Von Kirill Shamiev (Central European University, Wien)

Das Ergebnis des von Präsident Wladimir Putin im Juni 2020 initiierten Verfassungsreferendums wurde von der Präsidialverwaltung als großer Erfolg verbucht. Doch fast 60 Prozent der Russ:innen unter dreißig Jahren schätzen die Entwicklungen in Russland negativ ein und waren laut einer Umfrage des unabhängigen Lewada-Zentrums mehrheitlich gegen die Verfassungsänderungen.

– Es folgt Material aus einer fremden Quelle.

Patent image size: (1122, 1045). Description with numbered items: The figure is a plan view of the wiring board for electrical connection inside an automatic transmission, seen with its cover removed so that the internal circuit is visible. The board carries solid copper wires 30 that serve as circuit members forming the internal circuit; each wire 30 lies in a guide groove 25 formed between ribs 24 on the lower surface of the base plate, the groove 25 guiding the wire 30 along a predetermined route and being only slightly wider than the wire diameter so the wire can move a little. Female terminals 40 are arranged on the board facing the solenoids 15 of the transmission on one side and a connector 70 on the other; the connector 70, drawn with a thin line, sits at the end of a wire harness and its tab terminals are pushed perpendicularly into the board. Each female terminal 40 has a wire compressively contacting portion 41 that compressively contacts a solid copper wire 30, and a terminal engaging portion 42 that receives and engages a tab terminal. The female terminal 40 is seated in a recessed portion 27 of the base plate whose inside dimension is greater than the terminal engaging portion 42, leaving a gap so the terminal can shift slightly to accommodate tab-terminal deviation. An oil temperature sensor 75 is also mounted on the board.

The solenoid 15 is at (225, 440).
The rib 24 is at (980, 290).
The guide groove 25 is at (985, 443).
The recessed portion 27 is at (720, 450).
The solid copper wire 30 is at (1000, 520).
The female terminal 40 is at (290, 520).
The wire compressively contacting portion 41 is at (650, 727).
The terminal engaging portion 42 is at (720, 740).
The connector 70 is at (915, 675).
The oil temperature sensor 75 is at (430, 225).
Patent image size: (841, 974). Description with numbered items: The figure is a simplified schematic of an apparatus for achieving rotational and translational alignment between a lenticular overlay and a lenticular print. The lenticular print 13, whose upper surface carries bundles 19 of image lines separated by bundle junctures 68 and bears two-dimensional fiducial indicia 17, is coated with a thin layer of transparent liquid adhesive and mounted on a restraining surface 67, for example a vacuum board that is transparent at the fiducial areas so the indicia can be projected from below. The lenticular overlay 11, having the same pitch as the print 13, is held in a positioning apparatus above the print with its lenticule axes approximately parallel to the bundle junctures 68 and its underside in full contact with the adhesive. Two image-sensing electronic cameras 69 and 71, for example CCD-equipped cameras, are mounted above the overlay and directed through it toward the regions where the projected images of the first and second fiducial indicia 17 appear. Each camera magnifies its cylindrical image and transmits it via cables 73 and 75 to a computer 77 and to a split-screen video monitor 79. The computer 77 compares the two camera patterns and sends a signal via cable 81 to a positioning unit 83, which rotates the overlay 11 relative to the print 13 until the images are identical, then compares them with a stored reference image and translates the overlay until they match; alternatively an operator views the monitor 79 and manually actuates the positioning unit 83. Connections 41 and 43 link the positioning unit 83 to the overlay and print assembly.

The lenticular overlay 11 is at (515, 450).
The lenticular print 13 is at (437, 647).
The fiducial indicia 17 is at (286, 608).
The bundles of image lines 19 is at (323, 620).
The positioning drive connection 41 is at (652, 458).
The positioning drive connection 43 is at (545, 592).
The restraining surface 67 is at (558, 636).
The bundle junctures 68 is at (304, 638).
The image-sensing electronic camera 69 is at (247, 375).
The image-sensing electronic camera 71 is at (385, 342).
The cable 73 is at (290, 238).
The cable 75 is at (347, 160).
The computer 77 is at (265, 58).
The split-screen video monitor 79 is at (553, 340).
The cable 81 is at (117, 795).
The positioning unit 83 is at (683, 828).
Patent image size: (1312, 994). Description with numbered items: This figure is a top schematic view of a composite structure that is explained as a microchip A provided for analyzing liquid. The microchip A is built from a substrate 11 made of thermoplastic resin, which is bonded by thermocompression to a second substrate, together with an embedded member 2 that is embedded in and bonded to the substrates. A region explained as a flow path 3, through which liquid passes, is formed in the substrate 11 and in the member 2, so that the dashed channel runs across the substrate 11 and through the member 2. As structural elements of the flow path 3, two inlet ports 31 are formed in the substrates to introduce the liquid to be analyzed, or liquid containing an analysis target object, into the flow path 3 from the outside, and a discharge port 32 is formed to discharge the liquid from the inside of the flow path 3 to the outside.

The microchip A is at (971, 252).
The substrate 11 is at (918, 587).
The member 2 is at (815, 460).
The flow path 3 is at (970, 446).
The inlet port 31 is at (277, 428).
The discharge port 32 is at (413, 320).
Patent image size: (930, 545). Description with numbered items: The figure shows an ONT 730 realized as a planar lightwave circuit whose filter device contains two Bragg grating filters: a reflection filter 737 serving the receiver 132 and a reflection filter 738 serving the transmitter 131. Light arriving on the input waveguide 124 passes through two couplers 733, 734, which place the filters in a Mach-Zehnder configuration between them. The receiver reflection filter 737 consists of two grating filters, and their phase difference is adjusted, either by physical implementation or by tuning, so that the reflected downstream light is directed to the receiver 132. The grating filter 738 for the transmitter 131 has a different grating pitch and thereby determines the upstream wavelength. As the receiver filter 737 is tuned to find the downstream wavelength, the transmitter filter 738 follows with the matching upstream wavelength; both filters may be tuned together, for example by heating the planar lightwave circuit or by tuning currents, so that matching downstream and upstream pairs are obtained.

Jüngere Russ:innen, die nach dem Zusammenbruch der Sowjetunion aufgewachsen sind, sind im Internet zuhause, sprechen Fremdsprachen und ähneln kulturell gesehen ihren westlichen Altersgenoss:innen. Dennoch werden ihre Freiheiten nicht nur durch den Kreml beschnitten, sondern auch durch die Politik des Westens. Die Visaregelungen sind eine Demütigung: Nicht einmal zu touristischen Zwecken können russische Jugendliche in westliche Länder einreisen, um andere Kulturen hautnah erleben zu können.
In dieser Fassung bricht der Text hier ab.